Northwest Classical Theatre Collaborative está apresentando “Happy Days” de Samuel Beckett em um antigo Victoria's Secret
O aumento das compras online em três décadas aumentou durante a pandemia e tirou do mercado muitos centros comerciais que antes eram centros sociais para todas as idades. Um passeio por aqueles que permanecem - escuros e assustadoramente vazios - traz saudade e pavor existenciais, fazendo do Lloyd Center um local adequado para a produção da tragicomédia Happy Days, de Samuel Beckett, do Northwest Classical Theatre Collaborative.
No Victoria Secret vazio do shopping, 50 bancos e cadeiras dobráveis ficam de frente para uma cortina vermelha que se abre e revela um pequeno palco circular. Enterrada até a cintura em um monte de terra, Winnie (Diane Kondrat) começa o dia com uma oração. Ela então tira com muito cuidado de um saco plástico preto seus itens diários – uma escova de dentes, um espelho de mão, um chapéu e um revólver chamado “Brownie”.
Winnie fala com seu marido Willie (Chris Porter), mas ele raramente responde. Ao longo da peça, a mulher de meia-idade revisita memórias antigas, fixa-se nos rituais e nos objetos à sua volta e repete: “Este vai ser mais um dia feliz”. Willie, o contraponto de sua esposa, fica atrás do monte e ocasionalmente apoia a nuca na massa e se torna visível para o público (Winnie fica feliz de gratidão quando Willie diz uma palavra para ela).

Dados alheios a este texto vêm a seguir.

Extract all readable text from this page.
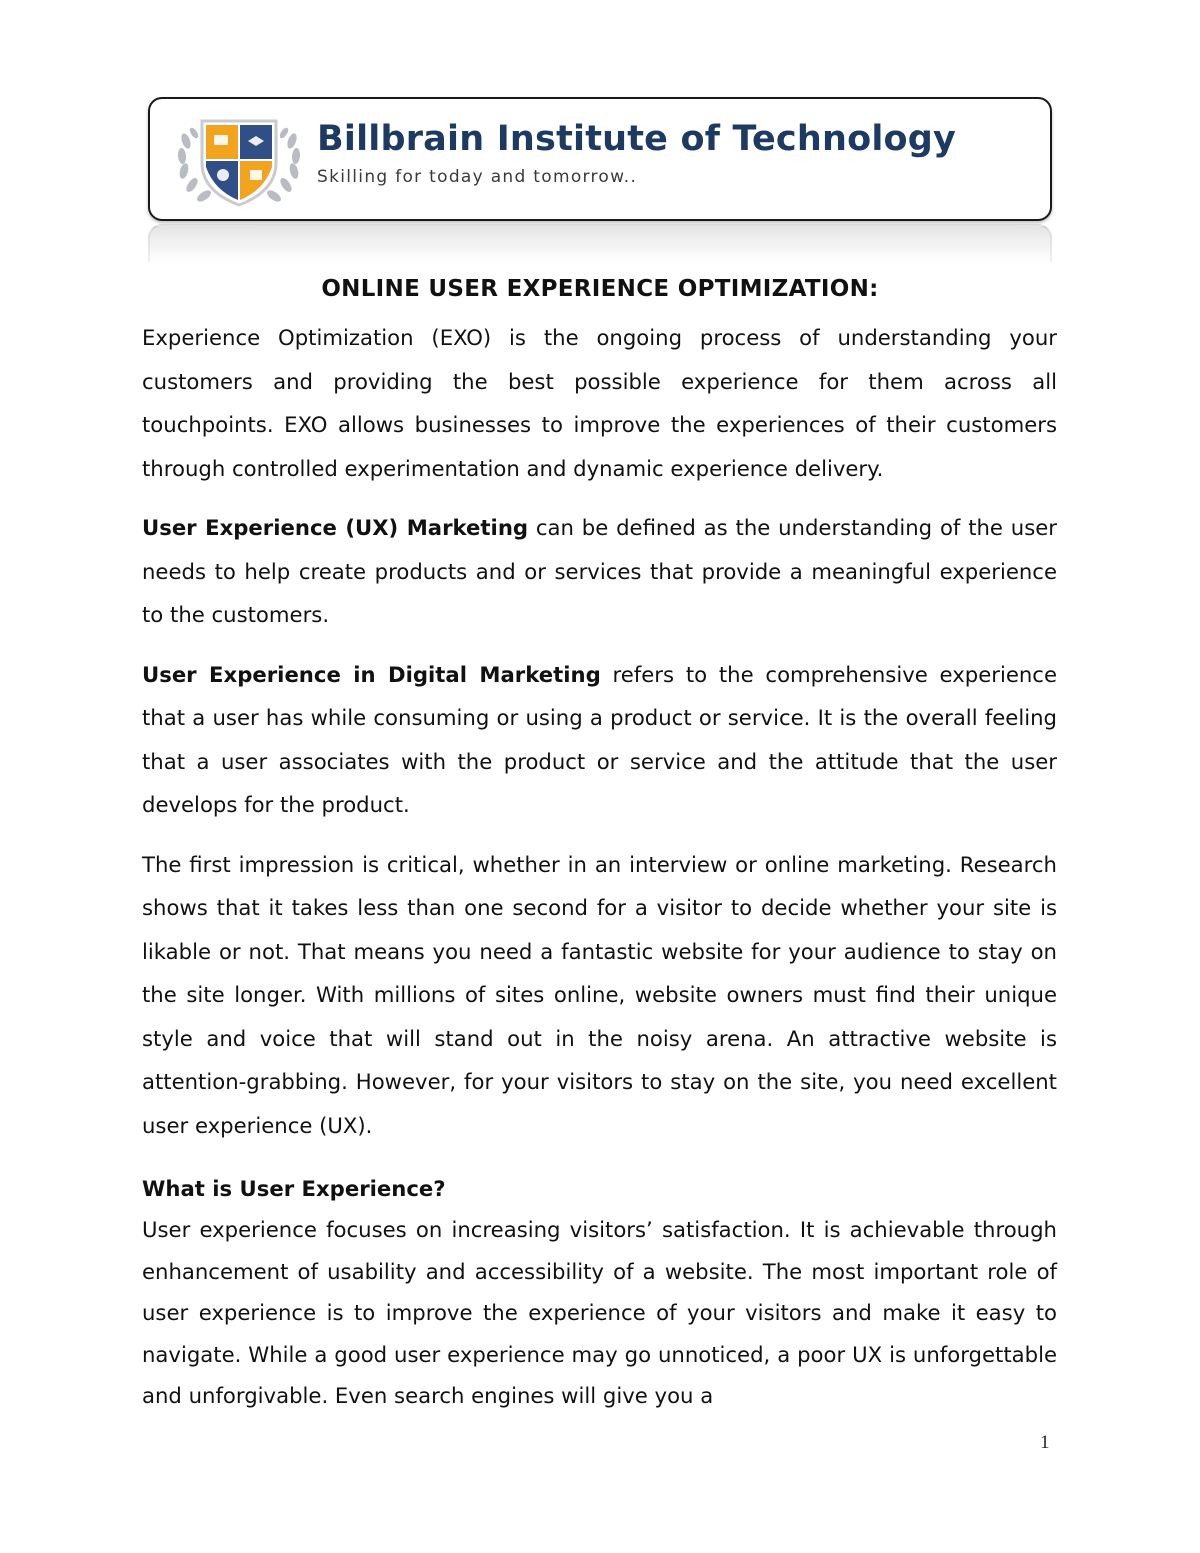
Billbrain Institute of Technology
Skilling for today and tomorrow..
ONLINE USER EXPERIENCE OPTIMIZATION:

Experience Optimization (EXO) is the ongoing process of understanding your customers and providing the best possible experience for them across all touchpoints. EXO allows businesses to improve the experiences of their customers through controlled experimentation and dynamic experience delivery.

User Experience (UX) Marketing can be defined as the understanding of the user needs to help create products and or services that provide a meaningful experience to the customers.

User Experience in Digital Marketing refers to the comprehensive experience that a user has while consuming or using a product or service. It is the overall feeling that a user associates with the product or service and the attitude that the user develops for the product.

The first impression is critical, whether in an interview or online marketing. Research shows that it takes less than one second for a visitor to decide whether your site is likable or not. That means you need a fantastic website for your audience to stay on the site longer. With millions of sites online, website owners must find their unique style and voice that will stand out in the noisy arena. An attractive website is attention-grabbing. However, for your visitors to stay on the site, you need excellent user experience (UX).

What is User Experience?

User experience focuses on increasing visitors’ satisfaction. It is achievable through enhancement of usability and accessibility of a website. The most important role of user experience is to improve the experience of your visitors and make it easy to navigate. While a good user experience may go unnoticed, a poor UX is unforgettable and unforgivable. Even search engines will give you a

1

Só piora a partir daí. O segundo ato revela Winnie mergulhada até o pescoço na terra. Ela lamenta sua incapacidade de mover os braços e sugere que Willie a deixou, mas continua a falar com ele. O desespero começa a surgir, mas ela ainda comenta que é um “dia feliz”. Beckett ilustra, através da contradição entre o optimismo implacável de Winnie e a terra árida em que está presa, a futilidade da existência humana num mundo sem sentido.
Ao longo da peça, uma lona plástica translúcida cobre antigos provadores e cria um cenário para o palco. Não se trata de mera decoração – nesta produção, as imagens são extensões de emoções. Às vezes, a luz amarela do teto diminui e luzes laranja-dourada ou roxo-azuladas passam pela lona para destacar as diferentes emoções de Winnie.
Desde o primeiro ato, Kondrat não permite que a mobilidade restrita atrapalhe sua atuação. Ela emprega toda a gama de cada meio artístico disponível para ela – voz, semblante, parte superior do corpo – e suas oportunidades para comédia física. O domínio magistral das expressões faciais e dos silêncios oportunos do ator permite que ela alterne perfeitamente entre emoções de gratidão, tristeza, êxtase e choque. E em mais uma demonstração de habilidade, Kondrat muda toda a sua atuação para o rosto no segundo ato e consegue manter a presença estabelecida da personagem no palco.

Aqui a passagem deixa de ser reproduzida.